I spend my money on memorable experiences, not on items.
I spend less time online, and once in a while give myself an offline day.
I reach out to people I care about and show them my true emotions and appreciation without expecting anything in return.
I spent quality time with friends doing things that are fun. I show them how important they are for me.
I keep a gratitude journal because there is plenty of things to be grateful for. It helps me focus on the bright side of life.
I watch documentaries about this amazing world we live in. It gives me a sense of being a part of something bigger.
I learn new things to keep my brain entertained and enjoy it a lot.
I read a lot of self-help books on depression, emotions, psychology. Not the kind of motivational babble about success, but rather publications that help me understand how things work. Reading inspires me a lot.
I cuddle pets. Unfortunately, I don’t have a pet of my own, but I use every opportunity to cuddle my friends’ dogs, cats, and horses. Anything that’s fluffy and human-friendly will do.
I do physical exercise and stretching to keep my body fit and ease muscle tensions caused by anxiety.

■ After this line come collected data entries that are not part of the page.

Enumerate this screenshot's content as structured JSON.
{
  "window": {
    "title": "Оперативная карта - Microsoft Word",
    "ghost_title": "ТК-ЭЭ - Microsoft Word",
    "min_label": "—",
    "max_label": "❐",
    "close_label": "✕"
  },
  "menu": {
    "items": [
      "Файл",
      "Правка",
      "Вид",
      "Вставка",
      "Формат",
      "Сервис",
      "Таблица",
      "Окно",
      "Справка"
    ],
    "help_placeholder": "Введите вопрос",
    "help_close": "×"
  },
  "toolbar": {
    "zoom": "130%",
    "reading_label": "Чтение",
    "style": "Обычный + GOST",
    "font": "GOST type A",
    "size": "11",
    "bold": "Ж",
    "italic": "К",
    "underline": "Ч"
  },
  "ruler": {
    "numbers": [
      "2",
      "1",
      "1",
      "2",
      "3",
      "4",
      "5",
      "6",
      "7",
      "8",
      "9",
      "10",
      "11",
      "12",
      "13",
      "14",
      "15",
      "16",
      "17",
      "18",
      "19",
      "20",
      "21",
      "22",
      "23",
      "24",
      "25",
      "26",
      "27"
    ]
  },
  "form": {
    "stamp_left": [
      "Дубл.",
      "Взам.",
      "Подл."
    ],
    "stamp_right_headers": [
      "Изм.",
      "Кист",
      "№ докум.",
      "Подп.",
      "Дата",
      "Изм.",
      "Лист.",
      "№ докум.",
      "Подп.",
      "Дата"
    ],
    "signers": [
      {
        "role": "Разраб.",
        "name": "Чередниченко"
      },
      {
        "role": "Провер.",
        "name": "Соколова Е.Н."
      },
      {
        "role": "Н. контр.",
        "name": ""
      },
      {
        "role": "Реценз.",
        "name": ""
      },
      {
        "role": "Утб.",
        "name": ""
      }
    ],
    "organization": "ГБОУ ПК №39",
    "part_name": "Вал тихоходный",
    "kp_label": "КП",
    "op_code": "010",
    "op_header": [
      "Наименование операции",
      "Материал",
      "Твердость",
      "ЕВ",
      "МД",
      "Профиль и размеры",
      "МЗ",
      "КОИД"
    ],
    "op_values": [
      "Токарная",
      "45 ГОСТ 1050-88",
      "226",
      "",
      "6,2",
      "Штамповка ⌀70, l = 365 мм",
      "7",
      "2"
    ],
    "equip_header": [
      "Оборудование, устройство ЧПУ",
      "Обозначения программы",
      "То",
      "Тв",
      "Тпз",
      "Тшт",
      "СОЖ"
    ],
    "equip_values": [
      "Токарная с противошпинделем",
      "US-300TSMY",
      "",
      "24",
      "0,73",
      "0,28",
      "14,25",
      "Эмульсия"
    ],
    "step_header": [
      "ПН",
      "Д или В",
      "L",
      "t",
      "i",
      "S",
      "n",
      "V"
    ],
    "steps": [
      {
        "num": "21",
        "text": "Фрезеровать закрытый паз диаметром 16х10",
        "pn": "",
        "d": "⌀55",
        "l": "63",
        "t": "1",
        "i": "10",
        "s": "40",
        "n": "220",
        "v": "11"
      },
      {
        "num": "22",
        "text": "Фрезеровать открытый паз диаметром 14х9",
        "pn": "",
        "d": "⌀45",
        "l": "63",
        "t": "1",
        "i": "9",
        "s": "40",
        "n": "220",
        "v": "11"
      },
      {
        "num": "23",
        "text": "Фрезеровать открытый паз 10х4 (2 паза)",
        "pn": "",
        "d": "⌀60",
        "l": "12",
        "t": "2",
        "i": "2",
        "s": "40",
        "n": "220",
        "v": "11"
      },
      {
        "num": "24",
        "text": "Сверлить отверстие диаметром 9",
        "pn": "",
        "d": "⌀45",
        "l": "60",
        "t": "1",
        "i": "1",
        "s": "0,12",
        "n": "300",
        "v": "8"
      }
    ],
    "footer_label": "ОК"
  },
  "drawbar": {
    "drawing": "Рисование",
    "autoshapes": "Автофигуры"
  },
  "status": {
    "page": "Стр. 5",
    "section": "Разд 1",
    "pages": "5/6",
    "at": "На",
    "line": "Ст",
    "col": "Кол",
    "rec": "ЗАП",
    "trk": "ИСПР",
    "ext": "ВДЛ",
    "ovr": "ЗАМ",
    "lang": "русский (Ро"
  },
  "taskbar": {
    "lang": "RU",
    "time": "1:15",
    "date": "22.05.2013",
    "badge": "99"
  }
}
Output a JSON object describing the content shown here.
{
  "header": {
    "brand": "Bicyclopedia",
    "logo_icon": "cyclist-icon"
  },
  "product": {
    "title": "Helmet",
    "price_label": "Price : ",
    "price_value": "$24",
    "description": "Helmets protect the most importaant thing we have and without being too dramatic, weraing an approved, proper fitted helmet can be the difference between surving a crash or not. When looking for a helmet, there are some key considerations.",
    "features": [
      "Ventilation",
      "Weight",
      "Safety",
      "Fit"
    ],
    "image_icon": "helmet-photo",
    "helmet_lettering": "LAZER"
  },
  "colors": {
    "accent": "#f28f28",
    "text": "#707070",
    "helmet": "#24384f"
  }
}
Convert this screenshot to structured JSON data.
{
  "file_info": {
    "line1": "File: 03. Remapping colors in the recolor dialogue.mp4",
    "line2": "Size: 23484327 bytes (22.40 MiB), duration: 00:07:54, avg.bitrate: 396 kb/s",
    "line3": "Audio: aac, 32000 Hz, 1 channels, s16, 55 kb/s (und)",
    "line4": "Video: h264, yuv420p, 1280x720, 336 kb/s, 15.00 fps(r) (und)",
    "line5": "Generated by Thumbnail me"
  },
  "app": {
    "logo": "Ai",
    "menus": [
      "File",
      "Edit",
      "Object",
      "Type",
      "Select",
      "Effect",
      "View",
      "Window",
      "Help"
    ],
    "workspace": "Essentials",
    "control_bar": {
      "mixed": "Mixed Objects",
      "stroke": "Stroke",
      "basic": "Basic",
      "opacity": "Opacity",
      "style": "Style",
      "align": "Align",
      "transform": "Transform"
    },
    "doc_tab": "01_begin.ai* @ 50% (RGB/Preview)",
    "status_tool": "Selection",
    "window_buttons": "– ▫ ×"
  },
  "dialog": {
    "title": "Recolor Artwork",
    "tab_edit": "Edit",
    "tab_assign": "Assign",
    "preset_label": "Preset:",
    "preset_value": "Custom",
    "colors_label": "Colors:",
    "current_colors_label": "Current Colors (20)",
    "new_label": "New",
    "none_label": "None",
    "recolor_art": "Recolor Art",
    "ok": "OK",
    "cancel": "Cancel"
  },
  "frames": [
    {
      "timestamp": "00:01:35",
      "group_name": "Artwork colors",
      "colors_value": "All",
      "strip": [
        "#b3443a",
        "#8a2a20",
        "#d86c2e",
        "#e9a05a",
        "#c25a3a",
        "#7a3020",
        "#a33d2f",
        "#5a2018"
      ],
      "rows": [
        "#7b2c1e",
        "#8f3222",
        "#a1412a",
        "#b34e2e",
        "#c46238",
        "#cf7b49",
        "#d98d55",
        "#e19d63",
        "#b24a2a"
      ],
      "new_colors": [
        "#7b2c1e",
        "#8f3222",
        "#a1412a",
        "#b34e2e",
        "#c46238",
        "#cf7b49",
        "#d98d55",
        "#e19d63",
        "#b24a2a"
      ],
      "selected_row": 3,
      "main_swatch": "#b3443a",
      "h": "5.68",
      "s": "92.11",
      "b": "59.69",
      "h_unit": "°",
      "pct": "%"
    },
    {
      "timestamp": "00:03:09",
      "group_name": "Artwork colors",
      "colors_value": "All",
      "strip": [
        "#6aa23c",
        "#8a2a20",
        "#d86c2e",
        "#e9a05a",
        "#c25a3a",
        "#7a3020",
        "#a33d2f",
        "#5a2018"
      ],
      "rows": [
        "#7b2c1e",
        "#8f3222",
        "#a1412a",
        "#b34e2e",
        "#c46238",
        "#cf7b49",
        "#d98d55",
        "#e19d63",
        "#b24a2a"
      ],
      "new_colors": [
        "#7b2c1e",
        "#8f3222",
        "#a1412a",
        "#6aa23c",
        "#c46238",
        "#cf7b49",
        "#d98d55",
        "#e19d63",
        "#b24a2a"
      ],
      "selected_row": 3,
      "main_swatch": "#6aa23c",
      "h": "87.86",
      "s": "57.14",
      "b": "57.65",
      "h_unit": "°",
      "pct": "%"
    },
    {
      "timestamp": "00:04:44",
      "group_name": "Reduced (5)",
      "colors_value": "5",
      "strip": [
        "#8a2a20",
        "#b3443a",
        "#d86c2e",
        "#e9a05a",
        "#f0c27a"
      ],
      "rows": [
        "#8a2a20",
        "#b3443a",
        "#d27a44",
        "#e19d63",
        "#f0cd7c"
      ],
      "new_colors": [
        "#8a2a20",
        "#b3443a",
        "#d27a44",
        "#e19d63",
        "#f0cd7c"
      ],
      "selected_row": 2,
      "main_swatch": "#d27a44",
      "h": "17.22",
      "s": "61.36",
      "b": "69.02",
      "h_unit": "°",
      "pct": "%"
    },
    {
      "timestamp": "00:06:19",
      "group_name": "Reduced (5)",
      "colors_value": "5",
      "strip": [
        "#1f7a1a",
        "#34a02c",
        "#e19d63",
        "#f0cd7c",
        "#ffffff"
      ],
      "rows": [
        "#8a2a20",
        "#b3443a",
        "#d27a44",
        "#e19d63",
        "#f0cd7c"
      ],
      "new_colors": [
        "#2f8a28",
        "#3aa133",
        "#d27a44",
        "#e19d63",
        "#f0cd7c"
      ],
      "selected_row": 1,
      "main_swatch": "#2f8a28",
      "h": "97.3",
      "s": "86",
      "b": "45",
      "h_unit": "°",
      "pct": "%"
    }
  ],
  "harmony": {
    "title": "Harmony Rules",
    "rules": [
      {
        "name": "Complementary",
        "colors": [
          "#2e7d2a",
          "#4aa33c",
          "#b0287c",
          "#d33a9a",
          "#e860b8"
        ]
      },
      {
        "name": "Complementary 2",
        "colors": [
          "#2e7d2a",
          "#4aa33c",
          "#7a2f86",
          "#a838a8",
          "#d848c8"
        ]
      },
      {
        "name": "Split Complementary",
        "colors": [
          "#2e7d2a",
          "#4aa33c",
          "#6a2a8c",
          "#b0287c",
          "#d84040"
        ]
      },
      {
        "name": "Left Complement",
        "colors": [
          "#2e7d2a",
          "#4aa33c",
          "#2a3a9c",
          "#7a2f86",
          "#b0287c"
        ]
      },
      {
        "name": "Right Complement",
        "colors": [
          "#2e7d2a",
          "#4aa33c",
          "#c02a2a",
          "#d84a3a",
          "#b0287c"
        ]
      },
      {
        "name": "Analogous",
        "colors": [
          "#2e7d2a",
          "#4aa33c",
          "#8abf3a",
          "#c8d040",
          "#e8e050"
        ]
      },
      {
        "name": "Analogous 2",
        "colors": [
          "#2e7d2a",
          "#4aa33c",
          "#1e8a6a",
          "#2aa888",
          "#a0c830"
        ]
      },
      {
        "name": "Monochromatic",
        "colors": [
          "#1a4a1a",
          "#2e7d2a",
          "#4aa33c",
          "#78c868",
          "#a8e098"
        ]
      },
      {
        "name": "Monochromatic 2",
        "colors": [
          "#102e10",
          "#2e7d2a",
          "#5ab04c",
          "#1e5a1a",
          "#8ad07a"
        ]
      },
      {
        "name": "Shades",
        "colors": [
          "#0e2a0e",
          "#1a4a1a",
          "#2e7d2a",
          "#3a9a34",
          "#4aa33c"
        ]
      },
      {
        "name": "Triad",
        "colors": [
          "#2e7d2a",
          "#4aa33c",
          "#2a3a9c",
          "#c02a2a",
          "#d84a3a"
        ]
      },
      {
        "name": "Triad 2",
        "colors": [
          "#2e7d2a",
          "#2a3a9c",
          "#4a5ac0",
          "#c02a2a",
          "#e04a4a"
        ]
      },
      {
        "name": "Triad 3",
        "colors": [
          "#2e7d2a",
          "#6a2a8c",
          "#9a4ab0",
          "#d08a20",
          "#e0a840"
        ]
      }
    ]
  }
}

I slow down and avoid multitasking or scheduling too many things in a short period of time.
I enjoy being non-productive sometimes. A bit of “dolce far niente” has never killed anyone, right?
I don’t keep grudges because it’s unhealthy. I forgive and forget easily.
I take the “happy pills” prescribed by my doctor.
I smile and provide myself with daily hugs.
I write this blog to help myself and others.
Dealing With Depression: My Conclusion
For me, learning how to deal with depression was a frustrating process. Today, I can say that I’ve learned a great deal from it, and I am happy about who and where I am. By gaining knowledge on depression mechanisms, changing my way of thinking and focusing more on the present moment, I’ve trained myself to slay the demons of depression if they dare to approach me ever again.
There is hope. Just stay strong & don’t give up.